Elf Wochen nach der Wahl: Neue französische Regierung steht

Mehr als zwei Monate nach der Parlamentswahl hat der französische Staatspräsident Emmanuel Macron eine neue Regierung ernannt.

Dem 39-köpfigen Kabinett gehören hauptsächlich Minister aus Macrons zentristischem Bündnis und den konservativen Republikanern an.

Bei den Parlamentswahlen im Juni und Juli sicherte sich eine linke Koalition die meisten Sitze, konnte jedoch keine Mehrheit erlangen.

Seit der Wahl, die zu einer Nationalversammlung ohne klare Mehrheit führten, hat sich die politische Spaltung in Frankreich vertieft.

Studentengruppen und Aktivisten der rechtsradikalen Partei „La France Insequente“ protestierten am Samstag gegen eine Regierung, die ihrer Meinung nach den Willen der Wähler ablehnt.

Anfang des Monats hatte Präsident Macron den Konservativen Michel Barnier trotz des schlechten Wahlergebnisses seiner Partei zum Premierminister ernannt.

Barnier stellte die neue Regierung nach schwierigen Verhandlungen zusammen. Macron stimmte der Kabinettsliste zu.

Frankreich ist eine führende Stimme in der EU, eine der größten Volkswirtschaften der Welt und ein nuklear bewaffnetes und mit Vetorecht ausgestattetes Mitglied des UN-Sicherheitsrates. Die Zusammensetzung und Ausrichtung seiner Regierung sind daher von großer Bedeutung.

Neuer Außenminister ist Jean-Noël Barrot. Der zentristische Politiker ist für seine Arbeit im Bereich digitale Transformation und europäische Angelegenheiten bekannt. Er bringt umfangreiche Erfahrung im Umgang mit komplexen internationalen Fragen mit, insbesondere innerhalb der EU.

Neuer Finanzminister ist Antoine Armand, eine aufstrebende Persönlichkeit in der französischen Politik. Armand, der auch der deutsch-französischen Parlamentariergruppe angehört, ist nun mit der Steuerung der französischen Finanzpolitik und der Aufstellung des Haushalts für 2025 verantwortlich. Eine seiner ersten Aufgaben wird es sein, mit Brüssel Einvernehmen über die steigende Schuldenlast Frankreichs zu erzielen.

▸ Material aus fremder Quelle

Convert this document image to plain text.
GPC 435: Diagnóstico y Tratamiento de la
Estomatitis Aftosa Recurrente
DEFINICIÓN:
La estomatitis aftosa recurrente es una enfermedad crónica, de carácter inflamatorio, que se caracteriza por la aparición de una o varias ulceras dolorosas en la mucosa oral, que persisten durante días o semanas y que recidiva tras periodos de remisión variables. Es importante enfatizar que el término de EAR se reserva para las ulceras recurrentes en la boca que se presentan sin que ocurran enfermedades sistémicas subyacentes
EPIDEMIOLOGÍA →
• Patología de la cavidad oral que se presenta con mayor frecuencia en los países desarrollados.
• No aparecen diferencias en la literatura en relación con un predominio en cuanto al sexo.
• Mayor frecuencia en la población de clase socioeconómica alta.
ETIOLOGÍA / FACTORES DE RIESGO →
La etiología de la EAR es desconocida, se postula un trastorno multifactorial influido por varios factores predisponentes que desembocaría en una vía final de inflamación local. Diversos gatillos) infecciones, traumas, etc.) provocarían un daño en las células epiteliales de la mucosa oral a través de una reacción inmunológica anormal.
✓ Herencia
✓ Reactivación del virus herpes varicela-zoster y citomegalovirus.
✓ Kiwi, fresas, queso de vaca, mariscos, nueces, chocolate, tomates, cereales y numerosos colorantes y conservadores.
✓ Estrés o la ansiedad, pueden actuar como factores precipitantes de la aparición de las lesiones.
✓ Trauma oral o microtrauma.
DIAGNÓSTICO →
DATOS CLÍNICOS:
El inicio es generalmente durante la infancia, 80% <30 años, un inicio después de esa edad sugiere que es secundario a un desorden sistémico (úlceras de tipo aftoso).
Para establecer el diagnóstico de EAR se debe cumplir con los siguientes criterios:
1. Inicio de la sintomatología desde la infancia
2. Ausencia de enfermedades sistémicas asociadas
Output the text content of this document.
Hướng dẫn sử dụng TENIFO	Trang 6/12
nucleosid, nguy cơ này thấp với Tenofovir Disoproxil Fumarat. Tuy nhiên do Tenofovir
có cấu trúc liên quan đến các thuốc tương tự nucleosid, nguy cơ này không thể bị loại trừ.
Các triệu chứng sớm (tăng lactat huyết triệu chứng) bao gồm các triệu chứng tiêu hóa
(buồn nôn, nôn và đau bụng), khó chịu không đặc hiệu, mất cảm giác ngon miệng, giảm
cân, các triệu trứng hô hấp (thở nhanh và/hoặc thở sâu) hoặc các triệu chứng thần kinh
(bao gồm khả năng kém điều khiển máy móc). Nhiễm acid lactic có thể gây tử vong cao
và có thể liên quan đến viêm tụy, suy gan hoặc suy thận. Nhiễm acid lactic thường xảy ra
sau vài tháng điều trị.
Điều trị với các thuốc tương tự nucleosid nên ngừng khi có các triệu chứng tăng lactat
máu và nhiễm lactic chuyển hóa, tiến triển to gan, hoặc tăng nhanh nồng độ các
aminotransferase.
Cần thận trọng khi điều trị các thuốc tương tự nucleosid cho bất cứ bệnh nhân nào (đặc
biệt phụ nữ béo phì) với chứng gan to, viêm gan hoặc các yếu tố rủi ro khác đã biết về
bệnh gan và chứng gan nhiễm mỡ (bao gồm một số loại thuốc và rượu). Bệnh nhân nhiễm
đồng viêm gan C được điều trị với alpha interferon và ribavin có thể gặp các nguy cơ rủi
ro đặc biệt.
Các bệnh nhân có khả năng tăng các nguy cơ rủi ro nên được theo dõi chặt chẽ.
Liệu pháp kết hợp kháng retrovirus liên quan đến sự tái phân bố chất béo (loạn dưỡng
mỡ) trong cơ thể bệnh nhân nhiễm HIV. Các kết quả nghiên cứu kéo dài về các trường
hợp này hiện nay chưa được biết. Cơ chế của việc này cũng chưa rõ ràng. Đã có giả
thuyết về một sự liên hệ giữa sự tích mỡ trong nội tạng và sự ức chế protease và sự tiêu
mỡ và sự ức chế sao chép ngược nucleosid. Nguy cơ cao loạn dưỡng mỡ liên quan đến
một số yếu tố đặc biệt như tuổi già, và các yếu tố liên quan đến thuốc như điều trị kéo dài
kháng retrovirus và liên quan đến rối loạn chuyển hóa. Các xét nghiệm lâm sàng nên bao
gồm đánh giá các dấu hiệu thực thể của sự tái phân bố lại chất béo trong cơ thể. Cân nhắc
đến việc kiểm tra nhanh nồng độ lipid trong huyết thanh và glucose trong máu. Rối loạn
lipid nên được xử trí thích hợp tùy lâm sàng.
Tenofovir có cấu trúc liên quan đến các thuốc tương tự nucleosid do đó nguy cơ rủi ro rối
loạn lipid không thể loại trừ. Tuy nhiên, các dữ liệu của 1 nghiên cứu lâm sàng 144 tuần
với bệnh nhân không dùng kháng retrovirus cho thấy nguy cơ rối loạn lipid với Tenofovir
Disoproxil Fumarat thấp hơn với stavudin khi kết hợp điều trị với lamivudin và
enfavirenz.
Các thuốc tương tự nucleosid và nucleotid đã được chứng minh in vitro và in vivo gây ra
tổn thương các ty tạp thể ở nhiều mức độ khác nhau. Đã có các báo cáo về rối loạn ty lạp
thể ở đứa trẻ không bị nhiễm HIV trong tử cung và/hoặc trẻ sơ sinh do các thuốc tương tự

Sébastien Lecornu behält seinen Posten als Verteidigungsminister. Er war maßgeblich an der Stärkung der militärischen Fähigkeiten Frankreichs beteiligt, einschließlich der Modernisierung der Verteidigungssysteme und der Verwaltung der Militärhilfe für die Ukraine. Seine Führungsrolle in der Verteidigung wird von entscheidender Bedeutung sein, wenn Frankreich seine Rolle innerhalb der NATO wahrnimmt und mit den zunehmenden geopolitischen Spannungen im Zusammenhang mit den Kriegen in der Ukraine und im Nahen Osten umgeht.

Barniers Fähigkeit, effektiv zu regieren, steht bereits auf dem Prüfstand. Seine politischen Gegner auf der linken Seite schwören, ihn auf Schritt und Tritt herauszufordern, und die extreme Rechte sagt, sie werde die Regierung genau überwachen.

Das linksgerichtete Bündnis Neue Volksfront hat bei den Neuwahlen, die Macron nach einem Sieg der Rechtsextremen bei den Europawahlen angesetzt hatte, die meisten Sitze gewonnen.

Doch die Neue Volksfront bekam keine Chance, eine Minderheitsregierung zu bilden, und weigerte sich, Zugeständnisse zu machen und sich einem eher linksgerichteten Regierungsbündnis anzuschließen.

Daher ist Barnier auf die Tolerierung durch Marine Le Pens rechtspopulistische Anti-Einwanderungspartei Rassemblement National angewiesen. Zwar stellt sie keinen Minister im neuen Kabinett, doch kann sie sich einen indirekten Sieg zuschreiben mit der Ernennung des überzeugten Konservativen Bruno Retailleau zum neuen Innenminister. Sein Zuständigkeitsbereich umfasst kritische innenpolitische Themen wie nationale Sicherheit, Einwanderung und Strafverfolgung.

Barnier, ein 73-jähriger politischer Veteran, der für seine Rolle als Brexit-Unterhändler der Europäischen Union bekannt ist, ist mit komplexen politischen Aufgaben vertraut. Die Bildung einer Regierung, die in einem derart gespaltenen Parlament bestehen kann, wird jedoch seine umfangreiche Erfahrung und seinen politischen Scharfsinn auf die Probe stellen.

Barniers erste große politische Bewährungsprobe wird am 1. Oktober stattfinden, wenn er seine Grundsatzrede vor der Nationalversammlung halten soll.